Movement is one of the great pleasures of the human experience. We move to live and we live to move. Movement for Well Being advocates incorporating movement into our everyday lives for both the pleasures and the benefits of exercise – especially in the second half of life!

GETTING STARTED

What comes to mind if you think of the things you like to do that combine movement, exercise and enjoyment? Walking? Swimming? Tai Chi? Tennis? Hiking? Kayaking? Hiking? Golf? Dancing? The possibilities are almost endless and each of us has at least a few favorites. Take a minute to come up with your own list - short or long. Get the notebook you started in the stretching section and write down your list of favorites. They'll be the activities you enjoy, have access to, are seasonally available, and that you can participate in comfortably.

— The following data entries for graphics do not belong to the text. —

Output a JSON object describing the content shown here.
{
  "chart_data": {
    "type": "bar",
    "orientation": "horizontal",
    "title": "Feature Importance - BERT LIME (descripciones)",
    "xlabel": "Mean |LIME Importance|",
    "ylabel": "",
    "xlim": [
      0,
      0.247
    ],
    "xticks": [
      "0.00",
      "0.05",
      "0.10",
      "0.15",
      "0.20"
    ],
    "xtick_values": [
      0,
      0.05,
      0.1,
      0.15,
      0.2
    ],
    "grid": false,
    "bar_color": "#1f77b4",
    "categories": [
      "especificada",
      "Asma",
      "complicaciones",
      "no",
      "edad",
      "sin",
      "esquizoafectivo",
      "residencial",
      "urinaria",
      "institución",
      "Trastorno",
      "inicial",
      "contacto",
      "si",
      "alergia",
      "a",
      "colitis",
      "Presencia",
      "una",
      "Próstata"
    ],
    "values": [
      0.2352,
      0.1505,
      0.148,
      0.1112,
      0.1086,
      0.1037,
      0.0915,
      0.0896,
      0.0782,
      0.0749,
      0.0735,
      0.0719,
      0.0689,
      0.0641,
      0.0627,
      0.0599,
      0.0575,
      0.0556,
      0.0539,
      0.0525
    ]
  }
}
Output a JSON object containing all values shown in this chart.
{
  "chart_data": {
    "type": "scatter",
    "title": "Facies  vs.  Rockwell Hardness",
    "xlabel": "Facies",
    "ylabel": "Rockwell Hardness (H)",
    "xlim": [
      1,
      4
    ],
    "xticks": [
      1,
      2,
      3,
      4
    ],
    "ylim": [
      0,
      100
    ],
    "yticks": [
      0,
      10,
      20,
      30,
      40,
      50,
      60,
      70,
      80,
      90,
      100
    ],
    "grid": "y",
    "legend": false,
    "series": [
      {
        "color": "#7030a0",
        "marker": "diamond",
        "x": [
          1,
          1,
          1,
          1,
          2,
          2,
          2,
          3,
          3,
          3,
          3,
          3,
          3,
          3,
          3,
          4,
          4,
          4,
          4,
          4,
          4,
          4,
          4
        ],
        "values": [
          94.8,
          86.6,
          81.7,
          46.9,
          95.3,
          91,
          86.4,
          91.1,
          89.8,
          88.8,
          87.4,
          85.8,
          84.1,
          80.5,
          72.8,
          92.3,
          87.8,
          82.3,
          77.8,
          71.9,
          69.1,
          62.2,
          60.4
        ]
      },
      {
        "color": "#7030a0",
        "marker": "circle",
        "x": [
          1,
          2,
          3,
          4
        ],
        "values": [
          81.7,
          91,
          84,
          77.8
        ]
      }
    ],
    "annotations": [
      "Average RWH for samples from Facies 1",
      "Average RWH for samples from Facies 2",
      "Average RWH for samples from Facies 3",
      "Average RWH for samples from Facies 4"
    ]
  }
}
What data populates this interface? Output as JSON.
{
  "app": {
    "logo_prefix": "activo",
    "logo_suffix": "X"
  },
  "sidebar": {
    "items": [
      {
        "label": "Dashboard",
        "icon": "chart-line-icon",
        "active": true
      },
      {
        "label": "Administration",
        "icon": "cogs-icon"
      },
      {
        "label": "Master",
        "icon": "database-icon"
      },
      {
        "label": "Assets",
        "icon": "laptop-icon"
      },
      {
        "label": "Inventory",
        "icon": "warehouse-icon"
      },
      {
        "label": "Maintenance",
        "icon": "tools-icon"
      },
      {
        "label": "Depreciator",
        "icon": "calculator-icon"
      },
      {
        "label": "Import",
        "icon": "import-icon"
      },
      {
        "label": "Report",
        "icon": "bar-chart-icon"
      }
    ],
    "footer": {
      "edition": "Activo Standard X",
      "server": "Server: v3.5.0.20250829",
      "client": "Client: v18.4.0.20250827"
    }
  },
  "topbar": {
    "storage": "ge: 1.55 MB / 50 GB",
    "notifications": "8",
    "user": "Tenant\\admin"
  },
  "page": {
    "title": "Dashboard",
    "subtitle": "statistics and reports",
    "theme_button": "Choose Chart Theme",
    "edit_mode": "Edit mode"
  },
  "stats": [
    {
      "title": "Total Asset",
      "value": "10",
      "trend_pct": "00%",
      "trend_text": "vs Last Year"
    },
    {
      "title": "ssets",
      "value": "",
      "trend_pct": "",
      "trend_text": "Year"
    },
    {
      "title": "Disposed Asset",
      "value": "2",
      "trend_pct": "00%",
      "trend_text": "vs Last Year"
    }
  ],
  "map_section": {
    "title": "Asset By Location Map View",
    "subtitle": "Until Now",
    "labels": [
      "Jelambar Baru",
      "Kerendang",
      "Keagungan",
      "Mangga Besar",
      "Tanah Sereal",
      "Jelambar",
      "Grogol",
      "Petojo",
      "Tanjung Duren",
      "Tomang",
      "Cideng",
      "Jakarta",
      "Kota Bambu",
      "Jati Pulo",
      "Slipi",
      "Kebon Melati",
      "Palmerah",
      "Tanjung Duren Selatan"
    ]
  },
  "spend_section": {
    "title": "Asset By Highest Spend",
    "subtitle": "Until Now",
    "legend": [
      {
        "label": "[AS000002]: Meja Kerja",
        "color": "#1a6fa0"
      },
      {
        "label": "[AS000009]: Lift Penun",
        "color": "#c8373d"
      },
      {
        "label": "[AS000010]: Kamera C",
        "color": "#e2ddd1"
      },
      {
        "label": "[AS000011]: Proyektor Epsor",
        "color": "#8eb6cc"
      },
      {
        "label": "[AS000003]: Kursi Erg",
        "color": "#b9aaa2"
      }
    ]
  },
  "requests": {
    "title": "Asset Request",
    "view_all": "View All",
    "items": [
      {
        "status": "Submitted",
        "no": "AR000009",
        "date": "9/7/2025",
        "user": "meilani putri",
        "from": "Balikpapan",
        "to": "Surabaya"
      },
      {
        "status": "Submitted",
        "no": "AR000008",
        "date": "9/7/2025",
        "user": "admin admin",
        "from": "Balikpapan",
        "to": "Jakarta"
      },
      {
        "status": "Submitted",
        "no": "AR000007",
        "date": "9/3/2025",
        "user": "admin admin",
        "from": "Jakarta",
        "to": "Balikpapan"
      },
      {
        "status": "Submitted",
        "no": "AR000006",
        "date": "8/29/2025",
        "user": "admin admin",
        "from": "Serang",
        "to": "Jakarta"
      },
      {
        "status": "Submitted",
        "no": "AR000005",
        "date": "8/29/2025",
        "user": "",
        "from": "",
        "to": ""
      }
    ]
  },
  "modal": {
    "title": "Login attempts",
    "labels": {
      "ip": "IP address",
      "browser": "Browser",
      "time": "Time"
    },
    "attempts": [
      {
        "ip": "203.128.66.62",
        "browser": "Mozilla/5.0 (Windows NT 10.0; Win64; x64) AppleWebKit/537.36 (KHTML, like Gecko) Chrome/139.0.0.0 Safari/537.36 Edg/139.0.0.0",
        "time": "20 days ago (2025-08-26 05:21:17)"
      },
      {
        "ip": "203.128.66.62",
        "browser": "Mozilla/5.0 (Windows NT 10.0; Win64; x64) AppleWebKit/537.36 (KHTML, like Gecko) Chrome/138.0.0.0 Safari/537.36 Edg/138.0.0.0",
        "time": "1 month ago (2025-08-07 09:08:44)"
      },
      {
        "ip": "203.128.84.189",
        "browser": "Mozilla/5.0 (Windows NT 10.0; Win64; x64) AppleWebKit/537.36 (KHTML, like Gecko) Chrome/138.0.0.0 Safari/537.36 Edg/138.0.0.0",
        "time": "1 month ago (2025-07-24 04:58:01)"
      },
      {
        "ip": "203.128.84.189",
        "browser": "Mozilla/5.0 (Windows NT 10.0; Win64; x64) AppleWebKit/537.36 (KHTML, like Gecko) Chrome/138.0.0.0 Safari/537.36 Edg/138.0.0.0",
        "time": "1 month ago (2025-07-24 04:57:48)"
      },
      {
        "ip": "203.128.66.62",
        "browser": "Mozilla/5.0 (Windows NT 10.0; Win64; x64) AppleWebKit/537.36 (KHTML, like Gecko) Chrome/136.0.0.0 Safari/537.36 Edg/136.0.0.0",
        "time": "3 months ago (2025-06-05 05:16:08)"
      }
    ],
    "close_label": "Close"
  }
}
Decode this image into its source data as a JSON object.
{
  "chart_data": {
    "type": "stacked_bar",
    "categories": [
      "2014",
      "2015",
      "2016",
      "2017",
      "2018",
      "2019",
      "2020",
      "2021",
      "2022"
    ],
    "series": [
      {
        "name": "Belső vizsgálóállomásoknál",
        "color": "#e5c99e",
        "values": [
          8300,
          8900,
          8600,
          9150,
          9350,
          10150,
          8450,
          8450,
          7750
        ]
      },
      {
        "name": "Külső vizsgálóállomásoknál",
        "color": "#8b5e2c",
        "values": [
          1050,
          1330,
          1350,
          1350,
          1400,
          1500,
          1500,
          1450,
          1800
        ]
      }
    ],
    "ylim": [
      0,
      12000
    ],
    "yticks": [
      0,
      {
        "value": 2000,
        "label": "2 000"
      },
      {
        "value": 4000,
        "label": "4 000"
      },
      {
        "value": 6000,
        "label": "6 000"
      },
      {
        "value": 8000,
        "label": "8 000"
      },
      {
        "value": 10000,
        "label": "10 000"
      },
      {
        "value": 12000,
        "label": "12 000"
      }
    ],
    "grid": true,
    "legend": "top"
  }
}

Your favorites list will be fluid and dynamic. You can play with adding new things that come up, and subtracting things that arent working for you.

  1. The first step is integrating at least ONE of the activities on your list THIS week for at least 30 minutes. Lets say a 30 minute walk around your neighborhood.

  2. By NEXT week, add another session, or, another activity from the list. Let's say you try a class you've looked up at your local community center.

  3. By the THIRD week, add a third session/activity. Let's say its the weekend and a friend invites you to go with her to the pool or for a bike ride.

  4. At one month in, you should be enjoying some movement/exercise 3 times a week. Keep track of what you're doing in your notebook and watch your program and your progress grow.

As you move into the 2nd month and beyond, expand according to your abilities and goals. You might move to adding a 4th session per week or bumping your sessions up from 30 minutes to 45. You’re in charge of creating the perfect program for YOU. Trust yourself, customize your program to fit your needs and capacities, and have fun! Some of my younger or more active, athletic clients end up enjoying routines with an hour or more of activity a day, 5 or more days a week. Others who are older or have more limited abilities or interests in this area might find they’ve got the perfect balance at 30 minutes 3 times a week.

RESOURCES

Mary’s Woods Offerings / Ideas.  For all my lucky clients living at Mary’s Woods, you’ve got an abundance of activities at your finger tips. Click here for the link to the offerings. Our favorites are tai chi, water aerobics, free lap swim and pool time, treadmill and weights, line dance, and just walking around the campus and on Old River Road.

Greater Portland Area.  We’ve put up a few links here to get you started if you want organized options and support. Please let us know your experience and other favorite links so we can add them.

OUR EXPERIENCE

Movement is truly an essential part of Everyday Well Being in the 2nd half, bringing us the essential aspects of staying aerobically and muscularly fit. It keeps our bones strong and our joints lubricated. It propels us out into our communities in ways that are personally relevant and valuable for each of us. Exercise not only changes our bodies, it changes our minds, our attitudes and our lives.